La empresa Emilio Alal S.A.C.I.F.I. anunció el cierre definitivo de sus plantas productivas de hilados y telas en la ciudad de Goya, Corrientes, y de hilados en Villa Ángela, Chaco. La firma informó la decisión oficialmente a través de un comunicado. De esta manera, una PyME argentina con más de 100 años de trayectoria industrial, se suma a las miles de empresas que ante el crecimiento de las importaciones y la crisis de consumo, cerraron sus puertas en todo el país.

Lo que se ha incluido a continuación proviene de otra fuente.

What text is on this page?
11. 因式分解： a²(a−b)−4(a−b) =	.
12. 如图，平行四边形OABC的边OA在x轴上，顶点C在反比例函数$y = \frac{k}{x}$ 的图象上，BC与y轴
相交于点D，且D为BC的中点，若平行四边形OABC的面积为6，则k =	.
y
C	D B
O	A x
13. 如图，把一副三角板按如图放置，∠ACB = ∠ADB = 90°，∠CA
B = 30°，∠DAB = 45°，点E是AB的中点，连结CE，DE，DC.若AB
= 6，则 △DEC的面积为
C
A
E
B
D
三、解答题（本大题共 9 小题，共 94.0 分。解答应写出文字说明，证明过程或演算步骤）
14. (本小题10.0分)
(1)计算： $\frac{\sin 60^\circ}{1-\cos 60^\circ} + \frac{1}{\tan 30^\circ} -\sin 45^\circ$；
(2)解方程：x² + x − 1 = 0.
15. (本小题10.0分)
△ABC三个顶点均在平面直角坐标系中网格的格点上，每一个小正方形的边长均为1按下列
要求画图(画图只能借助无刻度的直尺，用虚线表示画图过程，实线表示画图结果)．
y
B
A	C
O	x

Según detalla el comunicado, tras un extenso proceso de análisis y luego de haber agotado todas las instancias posibles, la empresa se vio obligada a tomar esta «decisión no deseada» como consecuencia del actual contexto económico y comercial adverso, sumado a problemas estructurales que afectan la competitividad de la industria nacional, sin perspectivas de mejora en el corto y mediano plazo.
La apertura de importaciones y la caída del consumo aceleraron el cierre de Alal
El cierre de la planta de Goya deja sin empleo a 260 trabajadores, además de otros empleados que prestaban servicios de manera tercerizada. Desde la empresa explicaron que la apertura indiscriminada de importaciones de hilados, telas y prendas de vestir —incluida la ropa usada proveniente mayoritariamente de países asiáticos—, la caída del poder adquisitivo que impactó en la demanda, los elevados costos financieros, laborales y energéticos, la alta carga impositiva y el atraso cambiario provocaron una fuerte pérdida de competitividad para la producción nacional.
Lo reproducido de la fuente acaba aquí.